Intelligent Infrastructure Crack Detection Using MSEDBO-Optimized Deep Learning
Infrastructure surface crack detection is a vital task in structural health monitoring, directly influencing the safety, durability, and serviceability of civil engineering assets. Although deep learning methods have achieved notable success in automated crack detection, their performance is often constrained by inefficient hyperparameter tuning, susceptibility to local optima, and suboptimal feature extraction. This study addresses these limitations by proposing an intelligent optimization-driven crack detection framework.
Limitations of Conventional Deep Learning-Based Crack Detection
Traditional deep learning models rely heavily on manual or heuristic-based hyperparameter selection, which can lead to unstable training outcomes and reduced generalization performance. Moreover, commonly used optimization techniques may become trapped in local optima, resulting in inaccurate crack localization and increased false positive rates, particularly when dealing with complex backgrounds and diverse infrastructure materials.

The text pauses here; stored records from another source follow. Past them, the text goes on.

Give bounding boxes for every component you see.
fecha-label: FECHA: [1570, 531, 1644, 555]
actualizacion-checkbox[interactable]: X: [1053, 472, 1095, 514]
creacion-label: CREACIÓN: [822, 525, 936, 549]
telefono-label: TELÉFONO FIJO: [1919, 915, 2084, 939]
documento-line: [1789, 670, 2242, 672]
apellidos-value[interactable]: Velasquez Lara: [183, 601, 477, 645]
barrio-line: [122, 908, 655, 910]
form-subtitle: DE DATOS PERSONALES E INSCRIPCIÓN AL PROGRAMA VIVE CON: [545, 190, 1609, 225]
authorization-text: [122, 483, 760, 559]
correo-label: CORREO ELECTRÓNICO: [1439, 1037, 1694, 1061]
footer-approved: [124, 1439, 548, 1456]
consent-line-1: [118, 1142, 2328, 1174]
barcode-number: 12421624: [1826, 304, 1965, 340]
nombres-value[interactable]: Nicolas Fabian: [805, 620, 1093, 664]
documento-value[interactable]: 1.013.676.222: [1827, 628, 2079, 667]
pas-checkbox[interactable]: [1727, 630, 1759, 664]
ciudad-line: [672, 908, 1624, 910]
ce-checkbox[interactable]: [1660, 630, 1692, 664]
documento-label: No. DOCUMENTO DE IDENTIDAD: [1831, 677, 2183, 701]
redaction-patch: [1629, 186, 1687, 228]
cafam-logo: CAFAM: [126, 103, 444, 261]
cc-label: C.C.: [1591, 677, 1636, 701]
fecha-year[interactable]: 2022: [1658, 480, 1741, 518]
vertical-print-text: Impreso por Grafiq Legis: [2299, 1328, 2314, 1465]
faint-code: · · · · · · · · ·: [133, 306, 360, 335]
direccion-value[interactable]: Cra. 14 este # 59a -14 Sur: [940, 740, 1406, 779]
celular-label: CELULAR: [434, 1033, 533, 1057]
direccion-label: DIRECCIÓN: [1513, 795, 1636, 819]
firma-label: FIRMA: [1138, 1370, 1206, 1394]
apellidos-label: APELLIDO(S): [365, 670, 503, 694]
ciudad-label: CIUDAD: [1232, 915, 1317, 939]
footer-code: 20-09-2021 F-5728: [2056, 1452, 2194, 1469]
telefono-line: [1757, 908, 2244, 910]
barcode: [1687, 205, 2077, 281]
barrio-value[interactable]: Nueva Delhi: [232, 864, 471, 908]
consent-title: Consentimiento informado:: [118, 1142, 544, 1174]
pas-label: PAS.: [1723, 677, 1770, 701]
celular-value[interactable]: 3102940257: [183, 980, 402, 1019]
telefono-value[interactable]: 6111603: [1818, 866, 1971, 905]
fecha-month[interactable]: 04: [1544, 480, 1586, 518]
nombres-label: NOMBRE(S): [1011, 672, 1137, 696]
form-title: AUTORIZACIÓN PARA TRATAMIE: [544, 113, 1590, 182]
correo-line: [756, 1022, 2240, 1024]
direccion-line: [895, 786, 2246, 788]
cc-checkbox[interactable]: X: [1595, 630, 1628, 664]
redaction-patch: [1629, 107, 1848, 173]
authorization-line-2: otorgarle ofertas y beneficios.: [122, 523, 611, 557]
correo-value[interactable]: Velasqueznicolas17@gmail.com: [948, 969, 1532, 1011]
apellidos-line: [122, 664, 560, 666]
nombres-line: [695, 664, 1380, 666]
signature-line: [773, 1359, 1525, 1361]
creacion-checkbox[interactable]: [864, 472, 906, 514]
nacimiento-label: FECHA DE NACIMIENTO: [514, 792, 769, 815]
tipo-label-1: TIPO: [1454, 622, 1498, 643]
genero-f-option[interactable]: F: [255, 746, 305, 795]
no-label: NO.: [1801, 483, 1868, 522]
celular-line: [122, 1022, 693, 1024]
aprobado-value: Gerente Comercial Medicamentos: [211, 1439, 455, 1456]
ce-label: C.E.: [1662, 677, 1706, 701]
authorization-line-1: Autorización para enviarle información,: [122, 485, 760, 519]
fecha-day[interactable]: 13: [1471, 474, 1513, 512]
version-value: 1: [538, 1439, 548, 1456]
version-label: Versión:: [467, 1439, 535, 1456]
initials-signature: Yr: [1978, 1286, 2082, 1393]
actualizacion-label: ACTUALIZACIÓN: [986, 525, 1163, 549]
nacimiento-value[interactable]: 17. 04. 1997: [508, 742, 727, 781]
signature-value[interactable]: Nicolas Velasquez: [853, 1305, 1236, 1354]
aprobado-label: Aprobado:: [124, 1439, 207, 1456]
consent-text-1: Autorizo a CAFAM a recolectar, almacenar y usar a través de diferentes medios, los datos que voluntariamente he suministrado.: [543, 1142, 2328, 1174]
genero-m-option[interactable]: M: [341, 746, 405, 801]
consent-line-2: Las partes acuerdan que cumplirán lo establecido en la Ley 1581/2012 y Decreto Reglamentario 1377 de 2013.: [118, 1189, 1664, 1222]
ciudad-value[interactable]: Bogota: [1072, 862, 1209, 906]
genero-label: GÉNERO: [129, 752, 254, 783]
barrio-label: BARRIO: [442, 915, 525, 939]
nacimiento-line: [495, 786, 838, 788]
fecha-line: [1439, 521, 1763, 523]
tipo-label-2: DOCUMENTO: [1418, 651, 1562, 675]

Multi-Strategy Enhanced Dung Beetle Optimizer (MSEDBO)
The proposed framework integrates a Multi-Strategy Enhanced Dung Beetle Optimizer (MSEDBO) to systematically optimize critical parameters within the crack detection pipeline. MSEDBO incorporates Latin Hypercube Sampling with elite population initialization, an improved sigmoid-based nonlinear control factor, sine–cosine algorithm integration, and multi-population mutation strategies. These enhancements collectively strengthen global exploration and local exploitation capabilities.
Integration with Deep Learning Models
By embedding MSEDBO into deep learning-based crack detection models, the framework enables adaptive optimization of network parameters and feature extraction processes. This synergy improves convergence behavior, enhances robustness against local optima, and ensures efficient learning across varying crack patterns and surface conditions in civil infrastructure.
Experimental Validation and Benchmark Datasets
The proposed approach was validated using multiple benchmark datasets, including CrackTree200, CFD, GAPs, and SDNET2018, covering a wide range of materials such as concrete pavements, asphalt roads, and bridge surfaces. Comparative experiments demonstrate that the MSEDBO-optimized framework consistently outperforms conventional optimization algorithms and baseline deep learning models.
Performance Gains and Practical Implications
Results show significant improvements, including an 8.7% increase in detection accuracy, a 12.3% improvement in precision, and a 15.6% reduction in false positive rates. The framework maintains computational efficiency while effectively avoiding local optima, making it well suited for real-world deployment. This research advances intelligent infrastructure monitoring by providing a robust optimization strategy to enhance the reliability and accuracy of automated crack detection systems.